Por eso evita culpabilizar a un solo agente de toda esta rueda. Aunque en la novela haya instituciones o estamentos señalados por el personaje, Gil subraya que la responsabilidad es compartida. Todos, de una forma u otra, han participado en el modelo de sociedad que ahora cuestiona y la literatura se convierte en un espacio de autocrítica.
La realidad supera la ficción
Gil cuenta que escribió la novela de manera torrencial, en apenas un mes y medio, aunque lo que volcó en ella llevaba años gestándose.
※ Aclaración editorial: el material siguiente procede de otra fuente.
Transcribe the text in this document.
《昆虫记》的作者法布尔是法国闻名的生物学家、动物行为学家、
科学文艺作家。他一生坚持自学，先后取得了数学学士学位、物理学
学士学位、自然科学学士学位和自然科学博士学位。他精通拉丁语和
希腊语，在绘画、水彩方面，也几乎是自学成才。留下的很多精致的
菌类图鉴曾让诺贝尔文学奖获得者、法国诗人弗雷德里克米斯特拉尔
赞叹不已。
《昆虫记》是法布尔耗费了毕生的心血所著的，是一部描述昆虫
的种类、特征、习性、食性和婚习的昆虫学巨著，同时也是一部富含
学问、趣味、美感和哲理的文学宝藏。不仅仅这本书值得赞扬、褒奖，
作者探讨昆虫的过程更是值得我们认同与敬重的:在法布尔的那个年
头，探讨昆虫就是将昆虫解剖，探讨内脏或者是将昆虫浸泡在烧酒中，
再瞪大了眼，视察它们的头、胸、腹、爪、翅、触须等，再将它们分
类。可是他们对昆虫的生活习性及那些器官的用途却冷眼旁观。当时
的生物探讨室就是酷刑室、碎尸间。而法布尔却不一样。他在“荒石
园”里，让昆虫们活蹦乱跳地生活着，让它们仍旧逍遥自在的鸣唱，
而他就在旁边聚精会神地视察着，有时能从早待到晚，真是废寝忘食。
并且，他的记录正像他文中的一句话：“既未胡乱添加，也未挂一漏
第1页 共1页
De hecho, varias de las escenas o intuiciones que introdujo terminaron pareciéndose demasiado a la actualidad posterior, algo que atribuye no a ninguna capacidad visionaria, sino al simple hecho de observar con atención las dinámicas del presente.
Es así que la novela aborda una dimensión distópica basada en la vulnerabilidad de Canarias en el contexto geopolítico actual, con Donald Trump paseando por la calle León y Castillo, en un panorama en el que Marruecos ha invadido la mitad de las islas.
Y, aunque el escritor no crea que esto vaya a ocurrir como tal, sí plantea como la realidad cada vez se asemeja más a la ficción y viceversa, las propias novelas están terminando convertidas en situaciones reales.
El peso del complejo
No obstante, más de la posición geoestratégica del Archipiélago, a Gil le interesa su dimensión “geohumanística”: cómo vive el ser humano la insularidad, qué significa estar rodeado de agua, cómo se construye mentalmente la pertenencia a un territorio que históricamente ha oscilado entre Europa, África y América sin terminar de definirse del todo.
El escritor pone sobre la mesa la identidad canaria y el complejo que siempre ha pesado sobre la población de las islas, una sensación de periferia e inferioridad atrapados en un pequeño cuadrado debajo de la Península.
Las nuevas generaciones
En ese contexto celebra la aparición de nuevas voces literarias jóvenes en Canarias, como Andrea Abreu, Lana Corujo u Óscar Liam, capaces de convertir lo local en universal y de abordar el territorio sin complejos.
Para Gil esa posibilidad de sacudirse viejos complejos está vinculada con la educación y la cultura. A su juicio, la fuerza está en una sociedad formada, basada en la mezcla de muchas miradas, con pensamiento crítico y empatía, en defensa de los pilares fundamentales de lo público, desde la sanidad a los servicios sociales.
El espacio de la literatura
Con esta novela, el escritor refuerza su idea de que la literatura se parece mucho a su idea del periodismo, aunque con una diferencia esencial. Mientras el periodismo está obligado a contar lo que ve, la novela le permite contar también lo que intuye: lo que puede estar detrás de los hechos, lo que todavía no ha ocurrido o aquello que ayuda a entender mejor la realidad.
En esa zona de intuición, ficción y pensamiento crítico es donde Santiago Gil sitúa Islas Cardinales: una novela sobre Canarias como un mundo que se deteriora a medida que pierde paisaje, memoria y valores.